Johannes Kepler was a scientist of German origin. He formulated the three laws of planetary motion based on the painstaking

Observations of Tycho Brahe and coworkers. Kepler himself was an assistant to Brahe and it took him sixteen long years to arrive at the three planetary laws.
He is also known as the founder of geometrical optics, being the first to describe what happens to light after it enters a telescope.
Kepler was a mathematics teacher at a seminary school in Graz, where he became an associate of Prince Hans Ulrich von Eggenberg. Later he became an assistant to the astronomer Tycho Brahe in Prague, and eventually the imperial mathematician to Emperor Rudolf II and his two successors Matthias and Ferdinand II.
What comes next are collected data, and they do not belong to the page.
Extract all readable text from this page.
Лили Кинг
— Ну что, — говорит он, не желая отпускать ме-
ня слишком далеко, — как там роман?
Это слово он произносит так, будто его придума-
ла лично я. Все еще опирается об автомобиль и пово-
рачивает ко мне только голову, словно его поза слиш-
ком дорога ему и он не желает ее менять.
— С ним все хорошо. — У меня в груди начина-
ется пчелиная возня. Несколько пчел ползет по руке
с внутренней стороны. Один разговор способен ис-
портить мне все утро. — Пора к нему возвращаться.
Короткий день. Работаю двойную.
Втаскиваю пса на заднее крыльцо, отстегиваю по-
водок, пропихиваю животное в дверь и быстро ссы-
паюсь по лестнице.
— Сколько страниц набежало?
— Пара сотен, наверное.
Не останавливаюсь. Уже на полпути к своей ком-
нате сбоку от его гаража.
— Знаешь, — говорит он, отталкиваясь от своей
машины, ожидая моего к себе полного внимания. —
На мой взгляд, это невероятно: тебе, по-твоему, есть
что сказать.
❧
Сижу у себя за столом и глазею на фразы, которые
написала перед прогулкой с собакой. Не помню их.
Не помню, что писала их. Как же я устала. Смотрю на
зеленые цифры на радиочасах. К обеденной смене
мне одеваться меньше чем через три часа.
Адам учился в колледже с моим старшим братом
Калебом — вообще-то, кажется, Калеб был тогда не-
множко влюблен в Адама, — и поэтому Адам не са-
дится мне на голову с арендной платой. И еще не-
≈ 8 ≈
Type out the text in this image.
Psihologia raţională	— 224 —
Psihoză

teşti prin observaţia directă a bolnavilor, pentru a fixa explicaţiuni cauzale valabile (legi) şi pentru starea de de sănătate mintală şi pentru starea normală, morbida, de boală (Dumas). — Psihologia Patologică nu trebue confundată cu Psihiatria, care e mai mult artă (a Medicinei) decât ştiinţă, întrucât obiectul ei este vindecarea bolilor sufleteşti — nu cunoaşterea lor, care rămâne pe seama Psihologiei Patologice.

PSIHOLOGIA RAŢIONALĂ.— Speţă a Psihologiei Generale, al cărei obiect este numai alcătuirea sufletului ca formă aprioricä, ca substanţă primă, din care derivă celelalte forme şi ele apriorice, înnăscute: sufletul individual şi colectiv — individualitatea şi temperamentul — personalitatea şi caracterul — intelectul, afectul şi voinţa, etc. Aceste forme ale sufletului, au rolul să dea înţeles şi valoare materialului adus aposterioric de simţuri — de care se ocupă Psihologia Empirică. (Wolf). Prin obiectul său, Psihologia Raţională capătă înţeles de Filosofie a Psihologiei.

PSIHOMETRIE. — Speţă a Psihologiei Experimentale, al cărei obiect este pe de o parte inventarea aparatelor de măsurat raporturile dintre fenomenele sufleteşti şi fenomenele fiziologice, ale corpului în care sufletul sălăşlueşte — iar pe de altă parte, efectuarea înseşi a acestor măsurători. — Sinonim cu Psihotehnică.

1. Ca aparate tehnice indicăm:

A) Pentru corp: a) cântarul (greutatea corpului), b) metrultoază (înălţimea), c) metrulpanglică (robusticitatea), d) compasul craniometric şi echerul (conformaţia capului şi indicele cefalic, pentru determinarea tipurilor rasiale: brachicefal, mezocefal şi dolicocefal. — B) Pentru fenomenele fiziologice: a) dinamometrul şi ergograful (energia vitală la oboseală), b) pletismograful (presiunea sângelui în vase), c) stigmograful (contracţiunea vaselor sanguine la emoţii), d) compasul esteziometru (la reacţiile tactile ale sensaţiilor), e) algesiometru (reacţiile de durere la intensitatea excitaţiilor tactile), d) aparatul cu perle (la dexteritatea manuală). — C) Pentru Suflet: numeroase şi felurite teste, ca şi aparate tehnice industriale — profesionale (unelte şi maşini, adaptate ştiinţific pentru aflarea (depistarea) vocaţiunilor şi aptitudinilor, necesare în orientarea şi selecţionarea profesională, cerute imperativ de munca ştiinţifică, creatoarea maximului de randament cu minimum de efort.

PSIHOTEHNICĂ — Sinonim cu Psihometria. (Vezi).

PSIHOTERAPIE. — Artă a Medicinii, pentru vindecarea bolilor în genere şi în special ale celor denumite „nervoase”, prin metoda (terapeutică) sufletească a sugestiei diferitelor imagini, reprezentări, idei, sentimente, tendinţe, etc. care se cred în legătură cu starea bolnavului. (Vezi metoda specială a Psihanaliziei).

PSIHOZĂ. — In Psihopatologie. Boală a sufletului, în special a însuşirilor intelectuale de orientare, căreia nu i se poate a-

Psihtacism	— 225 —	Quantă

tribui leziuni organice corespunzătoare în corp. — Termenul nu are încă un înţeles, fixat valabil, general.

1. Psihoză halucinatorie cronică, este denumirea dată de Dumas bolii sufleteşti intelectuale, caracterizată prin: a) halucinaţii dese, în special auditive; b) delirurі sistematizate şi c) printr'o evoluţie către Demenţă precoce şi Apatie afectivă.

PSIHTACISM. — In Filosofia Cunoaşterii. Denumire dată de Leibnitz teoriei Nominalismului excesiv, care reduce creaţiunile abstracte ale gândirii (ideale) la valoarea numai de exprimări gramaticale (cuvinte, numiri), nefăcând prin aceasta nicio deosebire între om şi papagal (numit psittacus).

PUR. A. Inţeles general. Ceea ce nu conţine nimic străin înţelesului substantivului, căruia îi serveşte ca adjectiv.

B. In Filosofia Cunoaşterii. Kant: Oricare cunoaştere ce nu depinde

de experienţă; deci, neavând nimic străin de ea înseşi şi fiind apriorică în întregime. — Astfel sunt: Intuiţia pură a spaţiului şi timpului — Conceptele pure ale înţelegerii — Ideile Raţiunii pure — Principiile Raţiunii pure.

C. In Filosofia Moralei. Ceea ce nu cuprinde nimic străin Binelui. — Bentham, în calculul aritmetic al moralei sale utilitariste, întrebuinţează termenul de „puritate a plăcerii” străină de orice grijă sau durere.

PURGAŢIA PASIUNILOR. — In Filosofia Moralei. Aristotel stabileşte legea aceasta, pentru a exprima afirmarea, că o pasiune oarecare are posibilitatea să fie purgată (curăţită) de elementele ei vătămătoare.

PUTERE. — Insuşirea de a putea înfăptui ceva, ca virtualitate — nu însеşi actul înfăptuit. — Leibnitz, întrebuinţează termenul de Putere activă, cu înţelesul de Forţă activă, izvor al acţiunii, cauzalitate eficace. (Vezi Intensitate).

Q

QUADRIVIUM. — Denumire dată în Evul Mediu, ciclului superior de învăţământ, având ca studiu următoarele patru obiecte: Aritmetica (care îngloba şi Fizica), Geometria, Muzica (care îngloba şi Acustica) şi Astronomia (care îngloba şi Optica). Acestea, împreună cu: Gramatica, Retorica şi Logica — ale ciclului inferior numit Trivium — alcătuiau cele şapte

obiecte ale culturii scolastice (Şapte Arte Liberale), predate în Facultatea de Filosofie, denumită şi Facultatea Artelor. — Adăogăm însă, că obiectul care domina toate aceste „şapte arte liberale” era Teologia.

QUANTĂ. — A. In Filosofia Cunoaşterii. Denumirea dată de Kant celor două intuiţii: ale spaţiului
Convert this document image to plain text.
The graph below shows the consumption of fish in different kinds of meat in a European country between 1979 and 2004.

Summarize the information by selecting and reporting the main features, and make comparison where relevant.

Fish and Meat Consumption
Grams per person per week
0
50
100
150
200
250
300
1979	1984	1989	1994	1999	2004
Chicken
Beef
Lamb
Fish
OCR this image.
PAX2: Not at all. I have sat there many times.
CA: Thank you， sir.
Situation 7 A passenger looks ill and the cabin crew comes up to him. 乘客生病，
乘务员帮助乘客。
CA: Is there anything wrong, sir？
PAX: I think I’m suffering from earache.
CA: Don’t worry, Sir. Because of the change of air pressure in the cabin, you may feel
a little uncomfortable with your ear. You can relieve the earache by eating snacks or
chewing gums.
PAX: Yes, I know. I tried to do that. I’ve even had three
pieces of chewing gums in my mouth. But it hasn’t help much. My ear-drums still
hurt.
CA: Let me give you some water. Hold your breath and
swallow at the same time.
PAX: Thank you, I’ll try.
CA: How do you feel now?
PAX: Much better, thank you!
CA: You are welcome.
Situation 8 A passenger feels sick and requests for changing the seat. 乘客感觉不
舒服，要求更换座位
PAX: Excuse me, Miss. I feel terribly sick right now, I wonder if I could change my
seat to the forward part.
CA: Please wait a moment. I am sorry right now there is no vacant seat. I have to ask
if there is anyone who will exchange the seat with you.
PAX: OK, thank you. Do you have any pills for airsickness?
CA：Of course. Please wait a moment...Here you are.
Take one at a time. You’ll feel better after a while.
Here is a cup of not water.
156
He also taught mathematics in Linz, and was an adviser to General Wallenstein. Additionally, he did fundamental work in the field of optics, invented an improved version of the refracting (or Keplerian) telescope, and was mentioned in the telescopic discoveries of his contemporary Galileo Galilei.
He was a corresponding member of the Accademia dei Lincei in Rome.
Kepler lived in an era when there was no clear distinction between astronomy and astrology, but there was a strong division between astronomy (a branch of mathematics within the liberal arts) and physics (a branch of natural philosophy).

Kepler also incorporated religious arguments and reasoning into his work, motivated by the religious conviction and belief that God had created the world according to an intelligible plan that is accessible through the natural light of reason.

Kepler described his new astronomy as “celestial physics”, as “an excursion into Aristotle’s Metaphysics”, and as “a supplement to Aristotle’s On the Heavens”, transforming the ancient tradition of physical cosmology by treating astronomy as part of a universal mathematical physics.